Besides her passion, Choi brings to her work a doctorate and a master's degree in veterinary microbiology and pathobiology, as well as extensive training in Korea, China and the United States.
"Oriental medicine is not invasive. So it's way more pleasant for animals," says Brent Gisslen of Robbinsdale, who receives treatment for himself in Choi's private human practice as well as veterinary care for his cats.
His 11-year-old cat, Monique, is so nervous at most vets' offices that Gisslen has to pry her from her carrier. "She's all legs -- like in the cartoons." But in Choi's office, she steps out of her crate, settling herself primly on the mat.

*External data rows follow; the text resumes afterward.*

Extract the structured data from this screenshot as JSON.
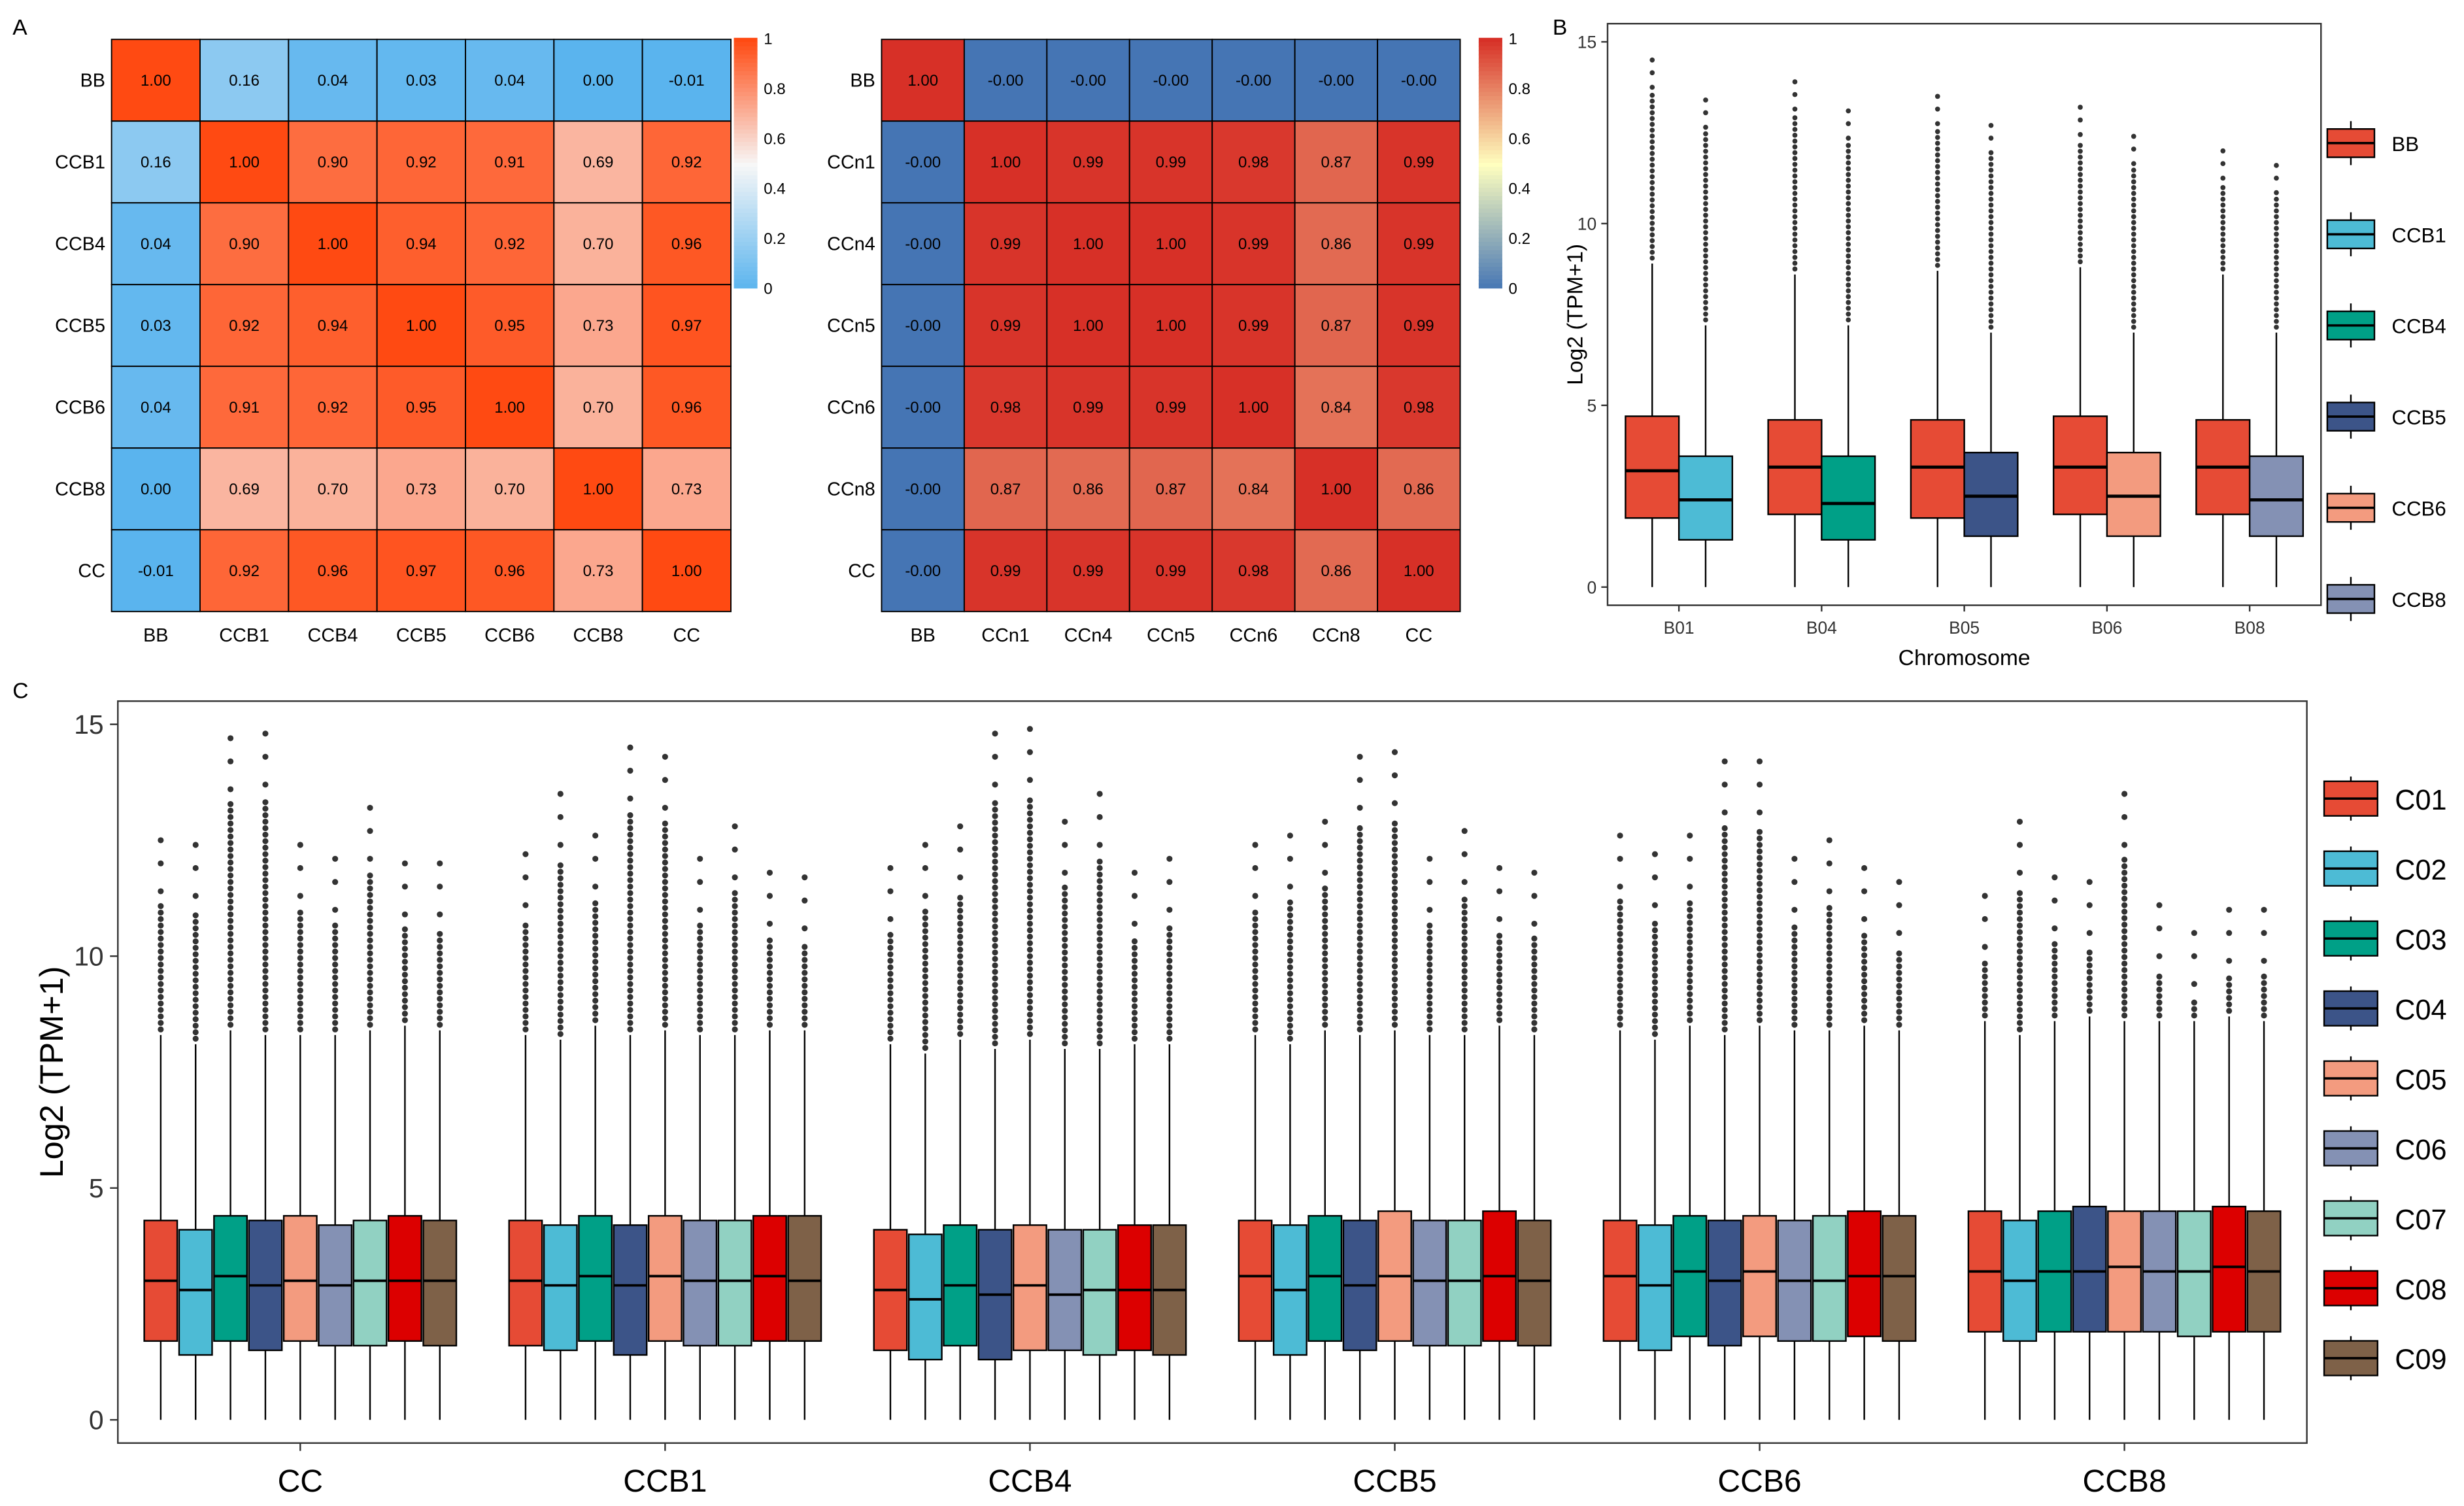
{
  "panel_labels": {
    "a": "A",
    "b": "B",
    "c": "C"
  },
  "chart_data": [
    {
      "id": "A1",
      "type": "heatmap",
      "rows": [
        "BB",
        "CCB1",
        "CCB4",
        "CCB5",
        "CCB6",
        "CCB8",
        "CC"
      ],
      "cols": [
        "BB",
        "CCB1",
        "CCB4",
        "CCB5",
        "CCB6",
        "CCB8",
        "CC"
      ],
      "values": [
        [
          1.0,
          0.16,
          0.04,
          0.03,
          0.04,
          0.0,
          -0.01
        ],
        [
          0.16,
          1.0,
          0.9,
          0.92,
          0.91,
          0.69,
          0.92
        ],
        [
          0.04,
          0.9,
          1.0,
          0.94,
          0.92,
          0.7,
          0.96
        ],
        [
          0.03,
          0.92,
          0.94,
          1.0,
          0.95,
          0.73,
          0.97
        ],
        [
          0.04,
          0.91,
          0.92,
          0.95,
          1.0,
          0.7,
          0.96
        ],
        [
          0.0,
          0.69,
          0.7,
          0.73,
          0.7,
          1.0,
          0.73
        ],
        [
          -0.01,
          0.92,
          0.96,
          0.97,
          0.96,
          0.73,
          1.0
        ]
      ],
      "labels": [
        [
          "1.00",
          "0.16",
          "0.04",
          "0.03",
          "0.04",
          "0.00",
          "-0.01"
        ],
        [
          "0.16",
          "1.00",
          "0.90",
          "0.92",
          "0.91",
          "0.69",
          "0.92"
        ],
        [
          "0.04",
          "0.90",
          "1.00",
          "0.94",
          "0.92",
          "0.70",
          "0.96"
        ],
        [
          "0.03",
          "0.92",
          "0.94",
          "1.00",
          "0.95",
          "0.73",
          "0.97"
        ],
        [
          "0.04",
          "0.91",
          "0.92",
          "0.95",
          "1.00",
          "0.70",
          "0.96"
        ],
        [
          "0.00",
          "0.69",
          "0.70",
          "0.73",
          "0.70",
          "1.00",
          "0.73"
        ],
        [
          "-0.01",
          "0.92",
          "0.96",
          "0.97",
          "0.96",
          "0.73",
          "1.00"
        ]
      ],
      "color_scale": {
        "low": "#5AB4EE",
        "mid": "#F7F7F7",
        "high": "#FF4A12",
        "min": 0,
        "mid_value": 0.5,
        "max": 1
      },
      "legend_ticks": [
        "1",
        "0.8",
        "0.6",
        "0.4",
        "0.2",
        "0"
      ],
      "legend_values": [
        1,
        0.8,
        0.6,
        0.4,
        0.2,
        0
      ]
    },
    {
      "id": "A2",
      "type": "heatmap",
      "rows": [
        "BB",
        "CCn1",
        "CCn4",
        "CCn5",
        "CCn6",
        "CCn8",
        "CC"
      ],
      "cols": [
        "BB",
        "CCn1",
        "CCn4",
        "CCn5",
        "CCn6",
        "CCn8",
        "CC"
      ],
      "values": [
        [
          1.0,
          0.0,
          0.0,
          0.0,
          0.0,
          0.0,
          0.0
        ],
        [
          0.0,
          1.0,
          0.99,
          0.99,
          0.98,
          0.87,
          0.99
        ],
        [
          0.0,
          0.99,
          1.0,
          1.0,
          0.99,
          0.86,
          0.99
        ],
        [
          0.0,
          0.99,
          1.0,
          1.0,
          0.99,
          0.87,
          0.99
        ],
        [
          0.0,
          0.98,
          0.99,
          0.99,
          1.0,
          0.84,
          0.98
        ],
        [
          0.0,
          0.87,
          0.86,
          0.87,
          0.84,
          1.0,
          0.86
        ],
        [
          0.0,
          0.99,
          0.99,
          0.99,
          0.98,
          0.86,
          1.0
        ]
      ],
      "labels": [
        [
          "1.00",
          "-0.00",
          "-0.00",
          "-0.00",
          "-0.00",
          "-0.00",
          "-0.00"
        ],
        [
          "-0.00",
          "1.00",
          "0.99",
          "0.99",
          "0.98",
          "0.87",
          "0.99"
        ],
        [
          "-0.00",
          "0.99",
          "1.00",
          "1.00",
          "0.99",
          "0.86",
          "0.99"
        ],
        [
          "-0.00",
          "0.99",
          "1.00",
          "1.00",
          "0.99",
          "0.87",
          "0.99"
        ],
        [
          "-0.00",
          "0.98",
          "0.99",
          "0.99",
          "1.00",
          "0.84",
          "0.98"
        ],
        [
          "-0.00",
          "0.87",
          "0.86",
          "0.87",
          "0.84",
          "1.00",
          "0.86"
        ],
        [
          "-0.00",
          "0.99",
          "0.99",
          "0.99",
          "0.98",
          "0.86",
          "1.00"
        ]
      ],
      "color_scale": {
        "low": "#4575B4",
        "mid": "#FFFFBF",
        "high": "#D73027",
        "min": 0,
        "mid_value": 0.5,
        "max": 1
      },
      "legend_ticks": [
        "1",
        "0.8",
        "0.6",
        "0.4",
        "0.2",
        "0"
      ],
      "legend_values": [
        1,
        0.8,
        0.6,
        0.4,
        0.2,
        0
      ]
    },
    {
      "id": "B",
      "type": "box",
      "title": "",
      "xlabel": "Chromosome",
      "ylabel": "Log2 (TPM+1)",
      "ylim": [
        -0.5,
        15.5
      ],
      "yticks": [
        0,
        5,
        10,
        15
      ],
      "categories": [
        "B01",
        "B04",
        "B05",
        "B06",
        "B08"
      ],
      "series": [
        {
          "name": "BB",
          "color": "#E64B35",
          "stats": [
            [
              0,
              1.9,
              3.2,
              4.7,
              8.9,
              14.5
            ],
            [
              0,
              2.0,
              3.3,
              4.6,
              8.6,
              13.9
            ],
            [
              0,
              1.9,
              3.3,
              4.6,
              8.7,
              13.5
            ],
            [
              0,
              2.0,
              3.3,
              4.7,
              8.8,
              13.2
            ],
            [
              0,
              2.0,
              3.3,
              4.6,
              8.6,
              12.0
            ]
          ]
        },
        {
          "name": "CCB1",
          "color": "#4DBBD5",
          "stats": [
            [
              0,
              1.3,
              2.4,
              3.6,
              7.2,
              13.4
            ],
            [
              0,
              1.3,
              2.3,
              3.6,
              7.2,
              13.1
            ],
            [
              0,
              1.4,
              2.5,
              3.7,
              7.0,
              12.7
            ],
            [
              0,
              1.4,
              2.5,
              3.7,
              7.0,
              12.4
            ],
            [
              0,
              1.4,
              2.4,
              3.6,
              7.0,
              11.6
            ]
          ]
        }
      ],
      "series_colors_by_category": [
        "#4DBBD5",
        "#00A087",
        "#3C5488",
        "#F39B7F",
        "#8491B4"
      ],
      "legend": [
        "BB",
        "CCB1",
        "CCB4",
        "CCB5",
        "CCB6",
        "CCB8"
      ],
      "legend_colors": [
        "#E64B35",
        "#4DBBD5",
        "#00A087",
        "#3C5488",
        "#F39B7F",
        "#8491B4"
      ]
    },
    {
      "id": "C",
      "type": "box",
      "title": "",
      "xlabel": "",
      "ylabel": "Log2 (TPM+1)",
      "ylim": [
        -0.5,
        15.5
      ],
      "yticks": [
        0,
        5,
        10,
        15
      ],
      "categories": [
        "CC",
        "CCB1",
        "CCB4",
        "CCB5",
        "CCB6",
        "CCB8"
      ],
      "legend": [
        "C01",
        "C02",
        "C03",
        "C04",
        "C05",
        "C06",
        "C07",
        "C08",
        "C09"
      ],
      "legend_colors": [
        "#E64B35",
        "#4DBBD5",
        "#00A087",
        "#3C5488",
        "#F39B7F",
        "#8491B4",
        "#91D1C2",
        "#DC0000",
        "#7E6148"
      ],
      "medians": [
        [
          3.0,
          2.8,
          3.1,
          2.9,
          3.0,
          2.9,
          3.0,
          3.0,
          3.0
        ],
        [
          3.0,
          2.9,
          3.1,
          2.9,
          3.1,
          3.0,
          3.0,
          3.1,
          3.0
        ],
        [
          2.8,
          2.6,
          2.9,
          2.7,
          2.9,
          2.7,
          2.8,
          2.8,
          2.8
        ],
        [
          3.1,
          2.8,
          3.1,
          2.9,
          3.1,
          3.0,
          3.0,
          3.1,
          3.0
        ],
        [
          3.1,
          2.9,
          3.2,
          3.0,
          3.2,
          3.0,
          3.0,
          3.1,
          3.1
        ],
        [
          3.2,
          3.0,
          3.2,
          3.2,
          3.3,
          3.2,
          3.2,
          3.3,
          3.2
        ]
      ],
      "q1": [
        [
          1.7,
          1.4,
          1.7,
          1.5,
          1.7,
          1.6,
          1.6,
          1.7,
          1.6
        ],
        [
          1.6,
          1.5,
          1.7,
          1.4,
          1.7,
          1.6,
          1.6,
          1.7,
          1.7
        ],
        [
          1.5,
          1.3,
          1.6,
          1.3,
          1.5,
          1.5,
          1.4,
          1.5,
          1.4
        ],
        [
          1.7,
          1.4,
          1.7,
          1.5,
          1.7,
          1.6,
          1.6,
          1.7,
          1.6
        ],
        [
          1.7,
          1.5,
          1.8,
          1.6,
          1.8,
          1.7,
          1.7,
          1.8,
          1.7
        ],
        [
          1.9,
          1.7,
          1.9,
          1.9,
          1.9,
          1.9,
          1.8,
          1.9,
          1.9
        ]
      ],
      "q3": [
        [
          4.3,
          4.1,
          4.4,
          4.3,
          4.4,
          4.2,
          4.3,
          4.4,
          4.3
        ],
        [
          4.3,
          4.2,
          4.4,
          4.2,
          4.4,
          4.3,
          4.3,
          4.4,
          4.4
        ],
        [
          4.1,
          4.0,
          4.2,
          4.1,
          4.2,
          4.1,
          4.1,
          4.2,
          4.2
        ],
        [
          4.3,
          4.2,
          4.4,
          4.3,
          4.5,
          4.3,
          4.3,
          4.5,
          4.3
        ],
        [
          4.3,
          4.2,
          4.4,
          4.3,
          4.4,
          4.3,
          4.4,
          4.5,
          4.4
        ],
        [
          4.5,
          4.3,
          4.5,
          4.6,
          4.5,
          4.5,
          4.5,
          4.6,
          4.5
        ]
      ],
      "whisker_high": [
        [
          8.3,
          8.1,
          8.4,
          8.3,
          8.3,
          8.3,
          8.4,
          8.5,
          8.4
        ],
        [
          8.3,
          8.2,
          8.5,
          8.3,
          8.4,
          8.3,
          8.3,
          8.4,
          8.4
        ],
        [
          8.1,
          7.9,
          8.2,
          8.0,
          8.2,
          8.0,
          8.0,
          8.1,
          8.1
        ],
        [
          8.3,
          8.1,
          8.4,
          8.3,
          8.4,
          8.3,
          8.3,
          8.5,
          8.3
        ],
        [
          8.4,
          8.2,
          8.5,
          8.3,
          8.5,
          8.4,
          8.4,
          8.5,
          8.4
        ],
        [
          8.6,
          8.3,
          8.6,
          8.7,
          8.6,
          8.6,
          8.6,
          8.7,
          8.6
        ]
      ],
      "max_outlier": [
        [
          12.5,
          12.4,
          14.7,
          14.8,
          12.4,
          12.1,
          13.2,
          12.0,
          12.0
        ],
        [
          12.2,
          13.5,
          12.6,
          14.5,
          14.3,
          12.1,
          12.8,
          11.8,
          11.7
        ],
        [
          11.9,
          12.4,
          12.8,
          14.8,
          14.9,
          12.9,
          13.5,
          11.8,
          12.1
        ],
        [
          12.4,
          12.6,
          12.9,
          14.3,
          14.4,
          12.1,
          12.7,
          11.9,
          11.8
        ],
        [
          12.6,
          12.2,
          12.6,
          14.2,
          14.2,
          12.1,
          12.5,
          11.9,
          11.6
        ],
        [
          11.3,
          12.9,
          11.7,
          11.6,
          13.5,
          11.1,
          10.5,
          11.0,
          11.0
        ]
      ]
    }
  ]
}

Choi has a softly penetrating gaze and a soothing demeanor that permeates her examining room. She takes small dogs and cats in her arms, feeling for the places in their bodies that are hurting. "They feel my heart. I feel their heart. Then I start to diagnose."
Becoming a believer
Choi was born into a Korean family of Western-trained doctors and veterinarians who were disdainful of ancient acupuncture and healing techniques. But still her father, who treated chickens, horses, sheep, pigs, even fish, expected her to communicate with her animal patients. Choi was puzzled and frustrated: She had been trained to rely on drugs, surgery and scientific research. She came to understand that without compassion, she could not heal.